Dowiedziawszy się o ostatniej 40-procentowej obniżce na kosmetyki kolorowe oraz niektóre do pielęgnacji twarzy, wzruszyłam tylko ramionami, przecież mój kufer pęka w szwach od nadmiaru malowideł, a mazideł na twarz używam raczej niedrogeryjnych.
Jednak po chwili zaczęłam przypominac sobie rozmaite produkty, które od dawna mnie ciekawiły, a na dodatek w blogerskich postach skrzętnie odnotowywałyście swoje listy zakupów.
I cóż, dałam się skusić, i to dwukrotnie...
Pierwszego dnia do koszyka wpadły dwa produkty.
* Maybelline Anfinitone Mineral - podkład we fluidzie w kolorze 010 ivory - kompletnie impulsywny zakup, bo mam przecież zapas podkładów mineralnych oraz takich we fluidzie. Jeszcze nie używałam, ale mina trochę mi zrzedła, gdy zobaczyłam masę negatywnych opinii na Wizażu.pl. Wszystko przede mną.
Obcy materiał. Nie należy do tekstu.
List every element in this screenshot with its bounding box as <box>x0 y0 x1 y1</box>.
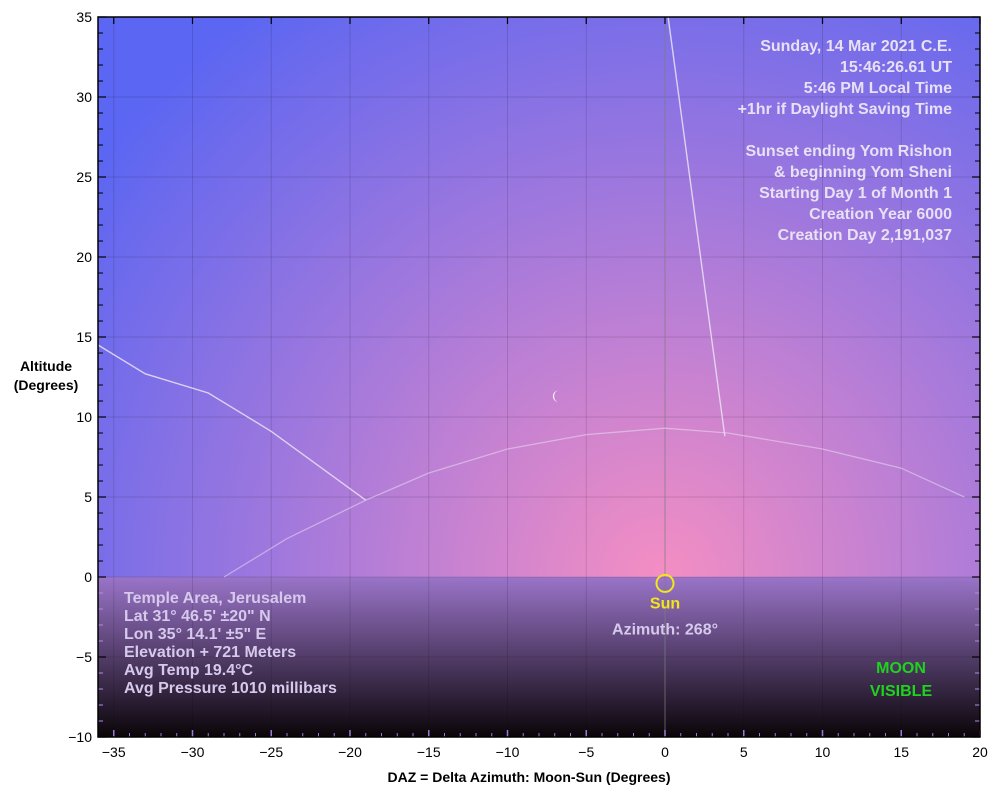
y-axis-title: Altitude <box>20 358 72 374</box>
location-info-line: Lat 31° 46.5' ±20" N <box>124 608 271 625</box>
moon-visible-status: VISIBLE <box>870 683 933 700</box>
moon-path-right <box>667 16 726 437</box>
curves <box>97 16 965 578</box>
moon-path-left <box>97 344 367 501</box>
y-tick-label: 15 <box>76 329 92 345</box>
date-info-line: Creation Year 6000 <box>809 206 952 223</box>
below-horizon-area <box>98 577 980 737</box>
x-axis-title: DAZ = Delta Azimuth: Moon-Sun (Degrees) <box>388 769 671 785</box>
y-tick-label: 25 <box>76 169 92 185</box>
y-tick-label: 35 <box>76 9 92 25</box>
date-info-line: 5:46 PM Local Time <box>804 80 952 97</box>
tick-labels: −35 −30 −25 −20 −15 −10 −5 0 5 10 15 20 35 30 25 20 15 10… <box>68 9 988 760</box>
date-info-line: +1hr if Daylight Saving Time <box>738 101 953 118</box>
y-tick-label: −5 <box>76 649 92 665</box>
sun-azimuth-label: Azimuth: 268° <box>612 621 718 638</box>
sun-icon <box>655 573 675 593</box>
date-info-line: Starting Day 1 of Month 1 <box>759 185 952 202</box>
grid-lines <box>98 17 980 737</box>
location-info-line: Avg Temp 19.4°C <box>124 662 254 679</box>
y-tick-label: −10 <box>68 729 92 745</box>
date-info-line: 15:46:26.61 UT <box>840 59 952 76</box>
plot-frame <box>97 16 981 738</box>
date-info-line: Creation Day 2,191,037 <box>778 227 952 244</box>
x-tick-label: −15 <box>417 744 441 760</box>
date-info-line: & beginning Yom Sheni <box>774 164 952 181</box>
x-tick-label: 10 <box>815 744 831 760</box>
y-axis-title: (Degrees) <box>14 377 79 393</box>
location-info-line: Avg Pressure 1010 millibars <box>124 680 337 697</box>
moon-crescent-icon <box>552 390 559 403</box>
y-tick-label: 30 <box>76 89 92 105</box>
x-tick-label: −20 <box>338 744 362 760</box>
axis-ticks <box>97 16 981 738</box>
sky-area <box>98 17 980 577</box>
y-tick-label: 0 <box>84 569 92 585</box>
y-tick-label: 5 <box>84 489 92 505</box>
location-info-line: Lon 35° 14.1' ±5" E <box>124 626 267 643</box>
x-tick-label: −10 <box>496 744 520 760</box>
x-tick-label: −30 <box>181 744 205 760</box>
y-tick-label: 10 <box>76 409 92 425</box>
x-tick-label: −5 <box>578 744 594 760</box>
x-tick-label: 5 <box>740 744 748 760</box>
location-info-line: Elevation + 721 Meters <box>124 644 296 661</box>
x-tick-label: 15 <box>893 744 909 760</box>
location-info-line: Temple Area, Jerusalem <box>124 590 306 607</box>
date-info-line: Sunset ending Yom Rishon <box>745 143 952 160</box>
sun-label: Sun <box>650 595 680 612</box>
moon-visible-status: MOON <box>876 660 926 677</box>
x-tick-label: 20 <box>972 744 988 760</box>
x-tick-label: 0 <box>661 744 669 760</box>
date-info-line: Sunday, 14 Mar 2021 C.E. <box>760 38 952 55</box>
y-tick-label: 20 <box>76 249 92 265</box>
x-tick-label: −25 <box>259 744 283 760</box>
ecliptic-arc <box>223 427 965 578</box>
x-tick-label: −35 <box>102 744 126 760</box>
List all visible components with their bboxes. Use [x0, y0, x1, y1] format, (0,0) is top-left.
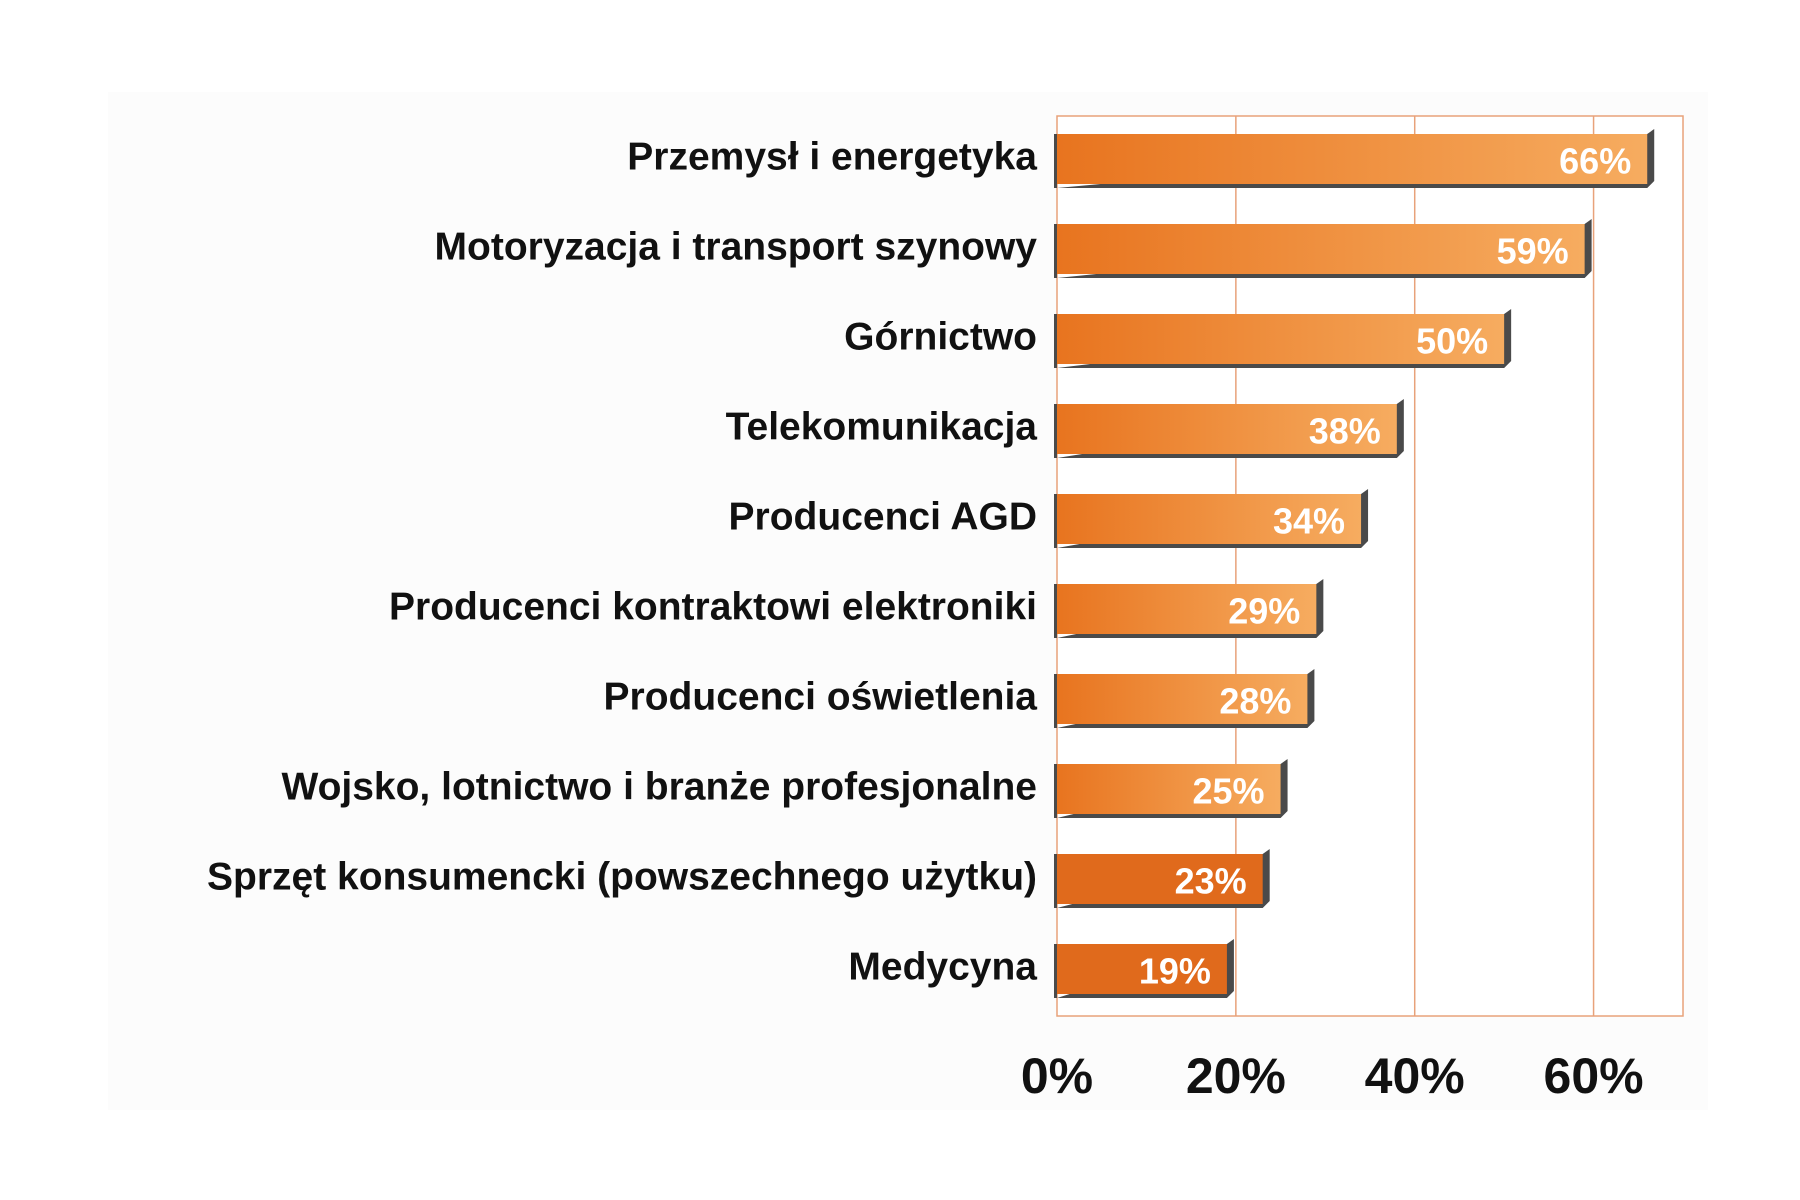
- category-label: Sprzęt konsumencki (powszechnego użytku): [207, 855, 1037, 898]
- bar-edge: [1054, 134, 1057, 188]
- category-labels: Przemysł i energetyka Motoryzacja i trans…: [207, 135, 1037, 988]
- data-label: 50%: [1416, 321, 1488, 362]
- x-tick-label: 60%: [1544, 1048, 1644, 1104]
- data-label: 19%: [1139, 951, 1211, 992]
- data-label: 66%: [1559, 141, 1631, 182]
- data-label: 25%: [1193, 771, 1265, 812]
- category-label: Medycyna: [848, 945, 1037, 988]
- category-label: Wojsko, lotnictwo i branże profesjonalne: [281, 765, 1037, 808]
- plot-border: [1056, 115, 1684, 1017]
- bar-edge: [1054, 674, 1057, 728]
- bar: [1057, 584, 1317, 634]
- bar-edge: [1054, 584, 1057, 638]
- category-label: Telekomunikacja: [726, 405, 1038, 448]
- bar-group: 50%: [1054, 309, 1512, 368]
- bar: [1057, 314, 1505, 364]
- category-label: Producenci kontraktowi elektroniki: [389, 585, 1037, 628]
- x-tick-label: 0%: [1021, 1048, 1093, 1104]
- category-label: Górnictwo: [844, 315, 1037, 358]
- bar-group: 59%: [1054, 219, 1592, 278]
- data-label: 38%: [1309, 411, 1381, 452]
- bar: [1057, 674, 1308, 724]
- bar-group: 29%: [1054, 579, 1324, 638]
- bar: [1057, 224, 1585, 274]
- category-label: Przemysł i energetyka: [627, 135, 1037, 178]
- bar-edge: [1054, 224, 1057, 278]
- bar: [1057, 134, 1648, 184]
- x-axis-tick-labels: 0% 20% 40% 60%: [1021, 1048, 1644, 1104]
- bar: [1057, 944, 1227, 994]
- x-tick-label: 20%: [1186, 1048, 1286, 1104]
- data-label: 23%: [1175, 861, 1247, 902]
- bar-edge: [1054, 314, 1057, 368]
- bar: [1057, 764, 1281, 814]
- bar: [1057, 404, 1397, 454]
- bar-group: 66%: [1054, 129, 1655, 188]
- bar-edge: [1054, 404, 1057, 458]
- category-label: Producenci AGD: [729, 495, 1037, 538]
- bar-group: 34%: [1054, 489, 1369, 548]
- data-label: 59%: [1497, 231, 1569, 272]
- bar-group: 23%: [1054, 849, 1270, 908]
- category-label: Motoryzacja i transport szynowy: [435, 225, 1038, 268]
- data-label: 28%: [1219, 681, 1291, 722]
- x-tick-label: 40%: [1365, 1048, 1465, 1104]
- data-label: 29%: [1228, 591, 1300, 632]
- bar-edge: [1054, 494, 1057, 548]
- bars: 66% 59% 50% 38% 34% 29% 28% 25% 23% 19%: [1054, 129, 1655, 998]
- bar-edge: [1054, 854, 1057, 908]
- bar: [1057, 854, 1263, 904]
- bar-group: 28%: [1054, 669, 1315, 728]
- category-label: Producenci oświetlenia: [604, 675, 1038, 718]
- bar-group: 19%: [1054, 939, 1234, 998]
- bar-group: 25%: [1054, 759, 1288, 818]
- bar-group: 38%: [1054, 399, 1404, 458]
- bar-edge: [1054, 764, 1057, 818]
- data-label: 34%: [1273, 501, 1345, 542]
- bar: [1057, 494, 1362, 544]
- bar-edge: [1054, 944, 1057, 998]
* Rimmel Lasting Finish by Kate Moss Lipstick - od dawna czaiłam się na któryś z tych kosmetyków, ale nigdy nie mogłam zdecydować się na kolor. Tym razem capnęłam nr 20 - wyrazisty róż w odcieniu fuksji.
A nastepnego dnia, po kolejnej porcji postów zakupowych poczłapałam do Roska jeszcze raz, by zakupić takie fanty:
* Manhattan Quick Dry 60 Seconds - od dawna miałam chrapkę na delikatny rozbielony żółty lakier, wiec do koszyka wrzuciłam nr 13S. Niestety - ten lakier to tragedia i bubel: nieporęczny pędzel, gęstawa konsystencja utrudniająca aplikację; jedna warstwa daje prześwity, a przy drugiej tworzą się fale dunaju - zmyłam po chwili od pomalowania.
* Tołpa Dermo Face Stimular 40+ . Ujędrniający krem przeciwzmarszczkowy - jeszcze przez kilka lat będę under 40, ale zachciałam czegoś konkretniejszego do pielęgnacji okolic oczu, a i Tołpa jest na liście firm - ciekawostek. Kremik ma dosyć gęstą konsystencję i jest go tylko 10 ml, a w promocji kosztował 19.90 pln.
* Kolejne pomadki by Kate Moss z Rimmel - tym razem 16 i 101. Zachwyciła mnie 20 konsystencja i trwałością i to dla kolejnych kolorków, tak naprawdę , trafiłam drugi raz do Rossmanna.
Tu jeszcze kolorki pomadek, jesli jeszcze ich nie znacie/macie :) Myślę, że ta seria warta jest uwagi, gdy znika z Waszych ust dosłownie każde mazidło tak szybko, jak z moich.